High Performance Computing Service

Upgrade Schedule

Last update: Fri Jun 29 16:29:43 BST 2012

The HPCS cluster will be undergoing a major upgrade during March-May 2012. The current plan is outlined on this page and any amendments will be reflected here.

When  Event  Comments
  
Thursday 22nd March 10:00-midnight  Full system maintenance.  No logins or job processing. smp01 to be retired. Will be followed by benchmarks on the Westmeres only.
  
Monday 26th March 08:00  Machine room works begin.  At risk period begins.
  
Wednesday 28th March 12:00  Woodcrest service reduces to units F and H only.  Woodcrest units A-E & G decommissioned.
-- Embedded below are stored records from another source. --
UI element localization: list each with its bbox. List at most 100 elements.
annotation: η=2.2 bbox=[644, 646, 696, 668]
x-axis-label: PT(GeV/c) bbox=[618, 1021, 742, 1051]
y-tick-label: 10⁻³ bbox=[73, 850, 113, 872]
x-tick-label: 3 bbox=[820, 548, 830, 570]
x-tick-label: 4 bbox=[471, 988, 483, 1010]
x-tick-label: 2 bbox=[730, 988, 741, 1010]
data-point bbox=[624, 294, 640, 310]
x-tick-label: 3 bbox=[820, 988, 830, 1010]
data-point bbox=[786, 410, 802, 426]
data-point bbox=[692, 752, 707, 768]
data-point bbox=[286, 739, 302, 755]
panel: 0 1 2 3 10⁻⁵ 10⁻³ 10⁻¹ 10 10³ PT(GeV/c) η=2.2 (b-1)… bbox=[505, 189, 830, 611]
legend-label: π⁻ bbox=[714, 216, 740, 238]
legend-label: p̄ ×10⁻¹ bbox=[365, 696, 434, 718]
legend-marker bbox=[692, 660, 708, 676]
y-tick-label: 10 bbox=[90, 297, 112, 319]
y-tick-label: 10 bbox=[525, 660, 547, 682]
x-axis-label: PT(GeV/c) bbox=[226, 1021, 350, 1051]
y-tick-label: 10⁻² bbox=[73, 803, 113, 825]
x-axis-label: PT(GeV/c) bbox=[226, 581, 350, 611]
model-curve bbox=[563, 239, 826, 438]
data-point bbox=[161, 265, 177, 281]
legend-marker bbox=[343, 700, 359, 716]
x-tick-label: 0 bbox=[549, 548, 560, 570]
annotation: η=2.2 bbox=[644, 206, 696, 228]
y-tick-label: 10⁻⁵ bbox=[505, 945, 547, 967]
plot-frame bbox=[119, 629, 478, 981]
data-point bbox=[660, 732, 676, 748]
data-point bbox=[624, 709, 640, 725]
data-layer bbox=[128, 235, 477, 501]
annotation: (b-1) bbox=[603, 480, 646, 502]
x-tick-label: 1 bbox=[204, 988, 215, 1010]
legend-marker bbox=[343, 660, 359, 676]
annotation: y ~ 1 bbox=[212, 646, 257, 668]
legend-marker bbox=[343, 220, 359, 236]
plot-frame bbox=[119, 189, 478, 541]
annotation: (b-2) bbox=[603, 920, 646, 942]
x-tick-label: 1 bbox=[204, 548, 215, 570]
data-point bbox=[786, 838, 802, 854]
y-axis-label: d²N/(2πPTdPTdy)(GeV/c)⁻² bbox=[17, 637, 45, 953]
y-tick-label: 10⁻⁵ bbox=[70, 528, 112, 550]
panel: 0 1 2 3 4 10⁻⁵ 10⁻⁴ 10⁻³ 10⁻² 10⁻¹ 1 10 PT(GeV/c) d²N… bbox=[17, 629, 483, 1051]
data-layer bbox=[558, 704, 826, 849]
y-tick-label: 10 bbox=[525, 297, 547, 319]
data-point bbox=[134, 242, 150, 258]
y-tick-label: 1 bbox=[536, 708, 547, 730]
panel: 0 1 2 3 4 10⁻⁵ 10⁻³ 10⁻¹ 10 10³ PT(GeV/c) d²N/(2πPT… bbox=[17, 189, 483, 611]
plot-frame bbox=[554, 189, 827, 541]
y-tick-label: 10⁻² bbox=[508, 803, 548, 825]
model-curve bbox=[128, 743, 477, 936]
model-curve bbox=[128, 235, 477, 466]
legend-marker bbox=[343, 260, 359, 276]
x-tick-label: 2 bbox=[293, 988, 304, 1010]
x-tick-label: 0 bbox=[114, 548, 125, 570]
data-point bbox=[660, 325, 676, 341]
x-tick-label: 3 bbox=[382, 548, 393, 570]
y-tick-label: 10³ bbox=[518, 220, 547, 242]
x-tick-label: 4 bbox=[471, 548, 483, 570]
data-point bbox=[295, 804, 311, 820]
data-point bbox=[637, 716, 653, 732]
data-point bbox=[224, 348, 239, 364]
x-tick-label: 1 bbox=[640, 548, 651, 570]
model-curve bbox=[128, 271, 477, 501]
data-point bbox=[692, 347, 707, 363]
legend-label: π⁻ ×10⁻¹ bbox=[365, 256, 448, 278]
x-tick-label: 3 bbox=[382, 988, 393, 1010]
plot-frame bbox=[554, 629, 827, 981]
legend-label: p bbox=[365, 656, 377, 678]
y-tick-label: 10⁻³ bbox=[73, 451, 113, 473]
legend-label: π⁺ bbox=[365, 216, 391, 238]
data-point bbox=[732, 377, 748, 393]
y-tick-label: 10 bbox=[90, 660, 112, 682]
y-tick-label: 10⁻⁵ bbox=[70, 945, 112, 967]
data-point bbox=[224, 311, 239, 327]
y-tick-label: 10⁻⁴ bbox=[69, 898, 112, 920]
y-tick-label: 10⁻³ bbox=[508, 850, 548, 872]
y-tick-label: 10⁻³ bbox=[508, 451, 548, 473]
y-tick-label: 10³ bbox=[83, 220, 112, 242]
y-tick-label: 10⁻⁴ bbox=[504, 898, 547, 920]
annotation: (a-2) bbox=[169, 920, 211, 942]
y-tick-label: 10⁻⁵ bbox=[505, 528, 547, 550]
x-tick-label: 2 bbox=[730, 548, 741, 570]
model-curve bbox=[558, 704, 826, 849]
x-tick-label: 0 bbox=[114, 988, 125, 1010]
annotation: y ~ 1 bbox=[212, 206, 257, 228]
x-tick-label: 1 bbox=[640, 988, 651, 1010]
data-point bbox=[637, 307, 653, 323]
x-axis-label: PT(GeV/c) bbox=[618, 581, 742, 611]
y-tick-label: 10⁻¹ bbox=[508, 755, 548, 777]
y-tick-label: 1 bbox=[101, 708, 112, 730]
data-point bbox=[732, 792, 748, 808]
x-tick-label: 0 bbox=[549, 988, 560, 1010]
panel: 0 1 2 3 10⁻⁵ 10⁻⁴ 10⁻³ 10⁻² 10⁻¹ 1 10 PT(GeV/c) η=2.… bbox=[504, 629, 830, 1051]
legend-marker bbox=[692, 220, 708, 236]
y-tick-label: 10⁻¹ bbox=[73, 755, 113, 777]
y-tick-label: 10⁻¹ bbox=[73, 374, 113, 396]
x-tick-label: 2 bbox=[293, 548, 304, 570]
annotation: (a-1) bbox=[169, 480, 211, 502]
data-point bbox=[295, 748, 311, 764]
This may require all Woodcrests to be emptied.
  
Tuesday 3rd April 12:00  GPU cluster relocation starts.  tesla17-32 withdrawn from service.
  
Wednesday 4th April 09:00  GPU cluster relocation continues.  tesla01-16 withdrawn from service.
  
Saturday 7th April  GPU cluster relocation complete.  Tesla nodes restored to service.
  
Monday 9th April - Friday 27th April  Ongoing hardware and software preparation.  Core system, networks and new storage configured.
  
Thursday 3rd May  Full system maintenance. Remaining Woodcrest units F and H and bindloe login nodes decommissioned.  New Westmere login nodes (login-west*) introduced. Final hardware installations.
  
Monday 7th May - Friday 11th May  All physical cabling completed.  
  
Monday 14th May - Friday 25th May  Cluster provisioning, fault finding and stabilization.  
  
Saturday 26th May - Friday 1st June  Linpack testing  During this phase the number of available Westmere nodes may need to be scaled back to accommodate the additional heat and power load.
Final result: 183.379 TFlops
Position 93 on the June 2012 Top500 list.
  
Friday 8th June (approx 2 weeks)  Beta testing starts.  Please contact support if you are interested in participating.
  
Tuesday 19th June  Data transfer to new storage commenced.  
  
Monday 25th June  Full maintenance 10:00.  Lustre to be upgraded to 2.1. Final data transfers to new storage system.
  
Tuesday 26th June  Maintenance continues.
Darwin3 enters production.
  New Sandy Bridge login nodes to become generally available. Westmere compute nodes to be renamed and all compute nodes provisioned with SL6.2. Darwin3 full production commences.